In /gesamt wird bei einem ls alles das angezeigt was sich in /teil1 und /teil2 gefindet. d.h. es existiert dann /gesamt/foo und /gesamt/bar

So, nun stell Dir vor /teil2 ist readonly ins unionfs gemountet. Das heißt beim schreiben auf /gesamt/bar kannst Du eigentlich nichts schreiben.
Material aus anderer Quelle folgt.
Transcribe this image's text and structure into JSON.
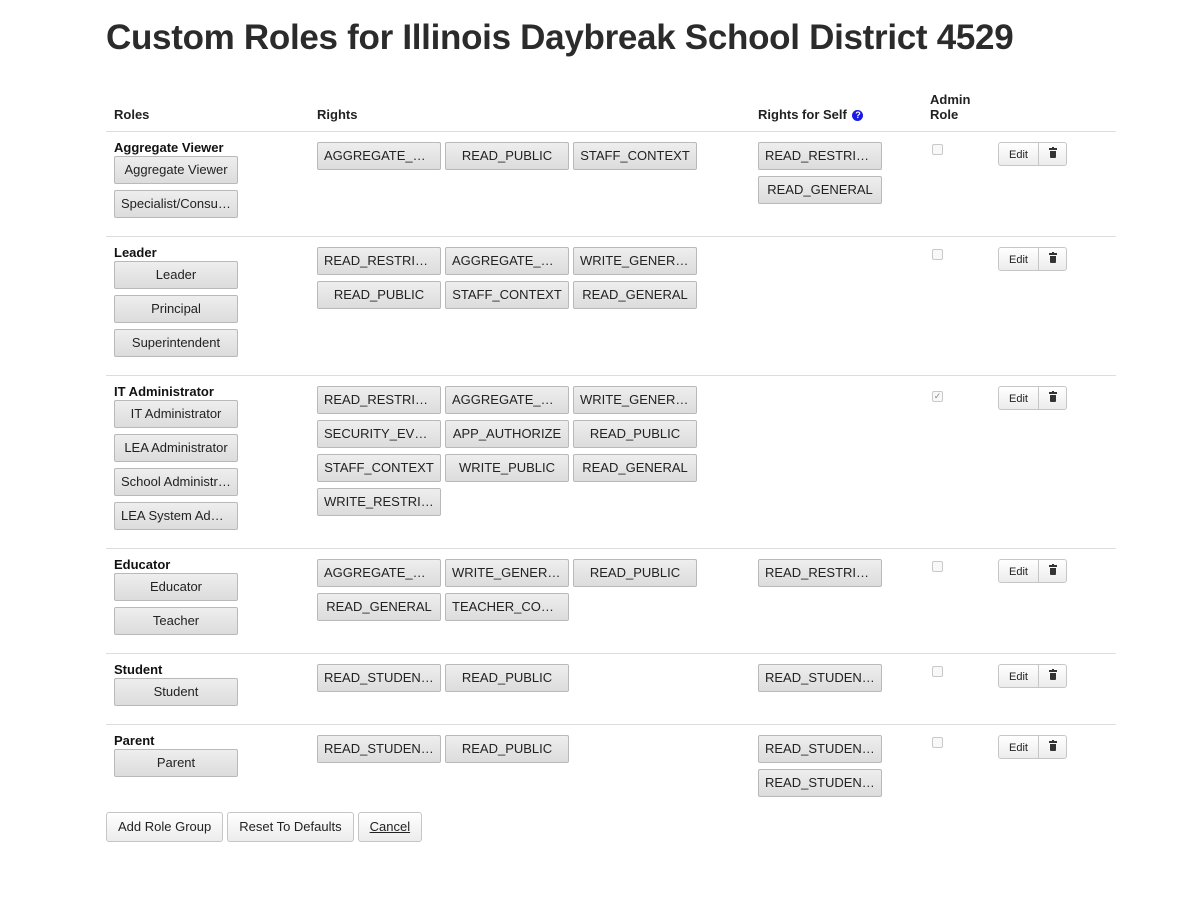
{
  "page": {
    "title": "Custom Roles for Illinois Daybreak School District 4529"
  },
  "columns": {
    "roles": "Roles",
    "rights": "Rights",
    "rights_self": "Rights for Self",
    "admin_line1": "Admin",
    "admin_line2": "Role"
  },
  "help_icon_glyph": "?",
  "groups": [
    {
      "name": "Aggregate Viewer",
      "roles": [
        "Aggregate Viewer",
        "Specialist/Consultant"
      ],
      "rights": [
        "AGGREGATE_READ",
        "READ_PUBLIC",
        "STAFF_CONTEXT"
      ],
      "self_rights": [
        "READ_RESTRICTED",
        "READ_GENERAL"
      ],
      "admin": false,
      "edit_label": "Edit"
    },
    {
      "name": "Leader",
      "roles": [
        "Leader",
        "Principal",
        "Superintendent"
      ],
      "rights": [
        "READ_RESTRICTED",
        "AGGREGATE_READ",
        "WRITE_GENERAL",
        "READ_PUBLIC",
        "STAFF_CONTEXT",
        "READ_GENERAL"
      ],
      "self_rights": [],
      "admin": false,
      "edit_label": "Edit"
    },
    {
      "name": "IT Administrator",
      "roles": [
        "IT Administrator",
        "LEA Administrator",
        "School Administrator",
        "LEA System Administrator"
      ],
      "rights": [
        "READ_RESTRICTED",
        "AGGREGATE_READ",
        "WRITE_GENERAL",
        "SECURITY_EVENT",
        "APP_AUTHORIZE",
        "READ_PUBLIC",
        "STAFF_CONTEXT",
        "WRITE_PUBLIC",
        "READ_GENERAL",
        "WRITE_RESTRICTED"
      ],
      "self_rights": [],
      "admin": true,
      "edit_label": "Edit"
    },
    {
      "name": "Educator",
      "roles": [
        "Educator",
        "Teacher"
      ],
      "rights": [
        "AGGREGATE_READ",
        "WRITE_GENERAL",
        "READ_PUBLIC",
        "READ_GENERAL",
        "TEACHER_CONTEXT"
      ],
      "self_rights": [
        "READ_RESTRICTED"
      ],
      "admin": false,
      "edit_label": "Edit"
    },
    {
      "name": "Student",
      "roles": [
        "Student"
      ],
      "rights": [
        "READ_STUDENT_GENERAL",
        "READ_PUBLIC"
      ],
      "self_rights": [
        "READ_STUDENT_PRIVATE"
      ],
      "admin": false,
      "edit_label": "Edit"
    },
    {
      "name": "Parent",
      "roles": [
        "Parent"
      ],
      "rights": [
        "READ_STUDENT_GENERAL",
        "READ_PUBLIC"
      ],
      "self_rights": [
        "READ_STUDENT_PRIVATE",
        "READ_STUDENT_RESTRICTED"
      ],
      "admin": false,
      "edit_label": "Edit"
    }
  ],
  "footer": {
    "add_label": "Add Role Group",
    "reset_label": "Reset To Defaults",
    "cancel_label": "Cancel"
  }
}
Hier setzt dann unionfs an und schreibt das ganze in den beschreibbaren /teil1. Wenn Du etwas aus /gesamt/bar löscht wird in /teil1 eine "Löschdatei" angelegt, die unionfs sagt das diese Datei gelöscht wurde, folglich siehst Du die nicht mehr wenn Du in /gesamt/bar ein ls machst, siehst sie aber noch wenn du in /teil2 schaust (weil das ist ja unverändert)
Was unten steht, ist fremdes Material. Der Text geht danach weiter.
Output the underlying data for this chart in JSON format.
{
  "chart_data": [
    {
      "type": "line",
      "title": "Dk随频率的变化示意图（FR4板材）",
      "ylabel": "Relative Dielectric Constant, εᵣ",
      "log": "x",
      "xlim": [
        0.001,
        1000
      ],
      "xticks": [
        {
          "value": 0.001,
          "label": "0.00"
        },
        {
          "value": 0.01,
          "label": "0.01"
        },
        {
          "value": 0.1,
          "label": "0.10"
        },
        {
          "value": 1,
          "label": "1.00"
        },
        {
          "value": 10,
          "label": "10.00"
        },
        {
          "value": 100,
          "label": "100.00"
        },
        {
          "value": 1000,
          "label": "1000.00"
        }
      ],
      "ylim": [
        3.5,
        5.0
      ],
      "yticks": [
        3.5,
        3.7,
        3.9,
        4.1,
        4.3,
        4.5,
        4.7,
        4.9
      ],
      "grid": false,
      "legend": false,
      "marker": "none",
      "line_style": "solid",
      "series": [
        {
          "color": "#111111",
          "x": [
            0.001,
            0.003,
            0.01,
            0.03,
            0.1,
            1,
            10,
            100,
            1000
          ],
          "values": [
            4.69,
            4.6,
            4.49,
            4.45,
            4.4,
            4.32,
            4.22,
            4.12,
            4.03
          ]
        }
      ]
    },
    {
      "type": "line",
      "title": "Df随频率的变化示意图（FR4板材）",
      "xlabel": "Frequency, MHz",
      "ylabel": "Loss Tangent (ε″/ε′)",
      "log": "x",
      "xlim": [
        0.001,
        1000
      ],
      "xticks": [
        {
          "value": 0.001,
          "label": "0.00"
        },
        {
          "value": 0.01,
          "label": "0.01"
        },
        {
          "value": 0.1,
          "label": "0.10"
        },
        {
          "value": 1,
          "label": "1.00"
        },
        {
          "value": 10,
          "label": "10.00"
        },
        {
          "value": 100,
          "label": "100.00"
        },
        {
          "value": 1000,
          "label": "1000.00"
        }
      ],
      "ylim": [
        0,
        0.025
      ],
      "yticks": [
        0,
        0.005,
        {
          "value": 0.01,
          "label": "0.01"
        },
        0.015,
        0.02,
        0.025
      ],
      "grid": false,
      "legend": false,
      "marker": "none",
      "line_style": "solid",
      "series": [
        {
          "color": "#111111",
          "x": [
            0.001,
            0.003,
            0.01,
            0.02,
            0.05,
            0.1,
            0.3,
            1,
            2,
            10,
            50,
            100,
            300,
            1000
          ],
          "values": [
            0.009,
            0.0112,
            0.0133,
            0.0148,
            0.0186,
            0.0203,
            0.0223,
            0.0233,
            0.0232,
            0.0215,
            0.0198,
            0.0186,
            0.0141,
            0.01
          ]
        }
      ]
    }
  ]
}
Der Gedanke von oben dazu ist nun folgender: Du bindest /usr/portage readonly ein und eine beschriebbare Ramdisk. D.h. alle Schreibaktionen finden dann nicht in /usr/portage statt sondern auf der schnellen Ramdisk. Die Änderungen existieren dann aber nur "innerhalb" von unionfs, d.h. willst Du das reale /usr/portage updaten mußt Du das über unionfs gemountete /usr/portage "zurückspielen". Kopierst Du nur, werden zwar neuen Dateien überspielt, aber das kopieren kann nicht in unionfs gelöschte Dateien im realen /usr/portage löschen. d.h. Du müßtest dazu rsync nehmen. (Es sei denn Du löscht dein reales /usr/portage vorher, aber dann ists ja auch in unionfs weg, weil ja dort rein gemountet ist) 

Ok, klingt ziemlich kompliziert... aber einfacher ists mir nicht eingefallen.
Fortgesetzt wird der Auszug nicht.